Rutherford would not speculate on the exact conditions that prompted the officers to shoot. The car was hit at least 15 times in the windshield, hood and passenger and driver's side windows.
"If the officers felt that they had a opportunity to end it without endangering the carjack victims, then I think it was wise that they would try to do that, if they could do that safely," Rutherford said. "And I don't know the answer to all that yet."
Rutherford said he doesn't yet have all the information about the sequence of events or whether the firing officers knew that the woman and two children were in the car.
"We don't know what they saw. That's part of the problem," Rutherford said.
Cooper and the two children were in a car at the Wendy's drive-through on Friday afternoon when the suspect, whose identity has not yet been released, ran from a bank he had just robbed and carjacked the car by pushing Joann Cooper into the passenger seat of the Nissan she was driving, police said. One officer shot at the suspect just before he got into the car.
As the suspect drove onto Baymeadows Road, four more officers working in teams of two shot at him until the car came to rest in the middle of the road and the suspect was dead.
The officers involved were both veterans and new to the force. Four were on duty and one was off duty.
They were: Lt. J.E. York, a 22-year employee; Officer J.E. Lederman, a 13-year employee; Officer R.C. Santoro, an 11-year employee; Officer R. Black, a 2 1/2-year employee; and recruit D. Griffith, in field training and employed for a year.
It was the first officer-involved shooting for all but York, for whom it was the first officer-involved shooting where a suspect was shot.
Rutherford said the department had not yet been able to reach the suspect's next of kin.
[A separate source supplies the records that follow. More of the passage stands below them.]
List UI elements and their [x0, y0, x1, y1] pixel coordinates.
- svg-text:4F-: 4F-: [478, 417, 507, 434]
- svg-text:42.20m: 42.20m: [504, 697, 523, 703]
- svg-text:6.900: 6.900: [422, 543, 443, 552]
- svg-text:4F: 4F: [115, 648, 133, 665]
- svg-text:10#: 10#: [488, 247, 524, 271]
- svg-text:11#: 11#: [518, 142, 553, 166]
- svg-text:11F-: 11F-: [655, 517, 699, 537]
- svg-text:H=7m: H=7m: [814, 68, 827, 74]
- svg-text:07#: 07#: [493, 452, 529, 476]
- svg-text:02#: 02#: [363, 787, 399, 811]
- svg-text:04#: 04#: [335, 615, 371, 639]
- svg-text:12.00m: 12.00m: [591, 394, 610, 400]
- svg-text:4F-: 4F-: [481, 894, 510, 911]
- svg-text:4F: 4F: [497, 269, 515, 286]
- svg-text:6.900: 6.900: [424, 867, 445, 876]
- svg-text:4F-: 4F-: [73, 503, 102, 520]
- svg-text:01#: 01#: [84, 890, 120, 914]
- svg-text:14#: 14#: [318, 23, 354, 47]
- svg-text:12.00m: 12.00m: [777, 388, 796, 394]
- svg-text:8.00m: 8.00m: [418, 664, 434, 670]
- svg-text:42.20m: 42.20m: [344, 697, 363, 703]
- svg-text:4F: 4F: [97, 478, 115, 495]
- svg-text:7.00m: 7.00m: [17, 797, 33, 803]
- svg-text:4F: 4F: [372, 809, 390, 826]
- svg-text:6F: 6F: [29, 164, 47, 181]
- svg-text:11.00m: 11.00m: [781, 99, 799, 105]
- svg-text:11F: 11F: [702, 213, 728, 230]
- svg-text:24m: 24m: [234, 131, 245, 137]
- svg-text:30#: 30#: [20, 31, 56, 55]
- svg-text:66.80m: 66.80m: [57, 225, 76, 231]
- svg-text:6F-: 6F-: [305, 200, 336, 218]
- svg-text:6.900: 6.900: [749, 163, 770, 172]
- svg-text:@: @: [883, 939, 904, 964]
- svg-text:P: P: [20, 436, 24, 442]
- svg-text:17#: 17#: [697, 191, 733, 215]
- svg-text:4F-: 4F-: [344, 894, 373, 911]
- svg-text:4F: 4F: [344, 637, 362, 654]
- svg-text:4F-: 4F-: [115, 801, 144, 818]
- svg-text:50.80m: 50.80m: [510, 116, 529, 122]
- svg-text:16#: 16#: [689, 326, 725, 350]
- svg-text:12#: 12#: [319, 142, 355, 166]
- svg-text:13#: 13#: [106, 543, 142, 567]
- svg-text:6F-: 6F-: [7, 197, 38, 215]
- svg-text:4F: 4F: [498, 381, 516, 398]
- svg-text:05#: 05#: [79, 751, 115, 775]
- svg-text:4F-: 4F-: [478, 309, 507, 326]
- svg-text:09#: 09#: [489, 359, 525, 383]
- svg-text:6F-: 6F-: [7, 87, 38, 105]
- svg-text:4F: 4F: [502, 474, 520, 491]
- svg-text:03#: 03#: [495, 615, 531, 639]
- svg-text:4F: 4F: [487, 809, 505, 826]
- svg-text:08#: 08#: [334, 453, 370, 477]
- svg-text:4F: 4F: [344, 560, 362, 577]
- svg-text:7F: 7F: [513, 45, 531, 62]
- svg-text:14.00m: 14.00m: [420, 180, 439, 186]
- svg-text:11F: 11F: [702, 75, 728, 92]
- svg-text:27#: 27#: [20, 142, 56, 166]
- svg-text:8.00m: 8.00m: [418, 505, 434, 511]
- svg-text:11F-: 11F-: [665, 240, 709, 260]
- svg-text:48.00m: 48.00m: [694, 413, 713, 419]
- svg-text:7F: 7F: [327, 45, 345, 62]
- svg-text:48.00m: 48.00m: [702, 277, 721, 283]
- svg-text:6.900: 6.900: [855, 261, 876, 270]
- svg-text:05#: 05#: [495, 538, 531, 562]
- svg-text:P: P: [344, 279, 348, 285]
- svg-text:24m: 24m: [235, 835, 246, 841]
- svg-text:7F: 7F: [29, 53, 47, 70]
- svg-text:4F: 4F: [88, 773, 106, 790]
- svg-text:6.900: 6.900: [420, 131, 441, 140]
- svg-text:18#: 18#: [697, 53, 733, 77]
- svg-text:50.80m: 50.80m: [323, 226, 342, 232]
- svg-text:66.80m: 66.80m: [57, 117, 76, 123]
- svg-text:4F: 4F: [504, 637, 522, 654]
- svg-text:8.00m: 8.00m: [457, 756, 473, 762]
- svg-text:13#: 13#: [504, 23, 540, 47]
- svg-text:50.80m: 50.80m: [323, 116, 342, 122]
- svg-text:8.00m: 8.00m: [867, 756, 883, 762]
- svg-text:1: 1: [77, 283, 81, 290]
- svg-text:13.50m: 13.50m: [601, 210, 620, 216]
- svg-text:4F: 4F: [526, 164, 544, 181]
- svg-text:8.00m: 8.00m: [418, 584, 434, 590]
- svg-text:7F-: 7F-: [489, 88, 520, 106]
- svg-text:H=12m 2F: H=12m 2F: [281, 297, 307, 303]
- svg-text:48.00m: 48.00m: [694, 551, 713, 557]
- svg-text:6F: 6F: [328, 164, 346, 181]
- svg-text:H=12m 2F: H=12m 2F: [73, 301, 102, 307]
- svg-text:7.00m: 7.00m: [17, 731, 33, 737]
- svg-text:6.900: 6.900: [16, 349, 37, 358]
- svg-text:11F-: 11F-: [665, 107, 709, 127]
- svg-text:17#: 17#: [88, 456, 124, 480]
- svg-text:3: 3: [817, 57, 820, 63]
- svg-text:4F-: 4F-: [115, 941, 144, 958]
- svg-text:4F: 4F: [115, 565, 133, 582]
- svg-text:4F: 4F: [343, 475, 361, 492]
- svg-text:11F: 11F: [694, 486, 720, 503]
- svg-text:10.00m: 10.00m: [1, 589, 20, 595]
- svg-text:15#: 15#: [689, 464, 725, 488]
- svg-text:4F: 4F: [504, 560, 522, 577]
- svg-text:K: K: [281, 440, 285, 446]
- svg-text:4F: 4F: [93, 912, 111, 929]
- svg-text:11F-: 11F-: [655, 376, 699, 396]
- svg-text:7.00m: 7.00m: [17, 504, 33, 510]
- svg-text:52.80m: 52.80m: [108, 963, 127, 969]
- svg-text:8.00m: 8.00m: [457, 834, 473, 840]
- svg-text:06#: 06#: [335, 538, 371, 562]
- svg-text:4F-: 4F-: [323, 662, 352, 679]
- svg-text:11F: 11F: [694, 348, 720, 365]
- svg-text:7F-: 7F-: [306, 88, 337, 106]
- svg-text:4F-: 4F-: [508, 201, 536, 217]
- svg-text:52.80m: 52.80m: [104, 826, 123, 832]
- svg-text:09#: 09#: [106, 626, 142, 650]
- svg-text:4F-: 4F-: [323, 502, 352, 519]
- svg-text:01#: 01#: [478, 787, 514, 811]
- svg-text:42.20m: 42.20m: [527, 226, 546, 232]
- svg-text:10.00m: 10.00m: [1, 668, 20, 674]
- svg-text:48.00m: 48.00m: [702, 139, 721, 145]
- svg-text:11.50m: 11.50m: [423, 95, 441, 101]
The gunman did not discharge his gun, a .357 revolver he was armed with when he entered the Wachovia bank about 3 p.m. and committed a takeover-style robbery, police said.
An expert interviewed Saturday by the Times-Union called such circumstances extremely rare and a "worst-case scenario."That makes training for such a situation virtually impossible, said Thomas J. Aveni, executive director of The Police Policy Studies Council. The presence of innocent bystanders in such close proximity to an armed suspect could either keep an officer from shooting to avoid hurting the bystander - or make him more likely to shoot to protect them.
It seems unlikely that stop sticks - spiked strips that officers can lay over a road to puncture a car's tires - would have been a possibility. They take time to set up, and typically are deployed a mile in advance or more, Aveni said.
"It takes quite a bit of time and directional knowledge," he said.
Aveni said that nationally, many police departments are taking stronger steps to restrict when officers can shoot into or at moving vehicles. The main reason? Accuracy. A car moving at 20 miles per hour is equivalent to 30 feet per second.
"Officers tend to miss significant number of rounds when firing at human beings on foot," he said.
Jacksonville Sheriff's Office policy prohibits officers from firing at a moving vehicle with these exceptions:
- as a last resort to prevent death or great bodily harm to the officer or another person
- as a last resort to prevent the escape of a fleeing felon who would pose imminent threat of death or great bodily harm, and
- when authorized by a watch commander or higher authority.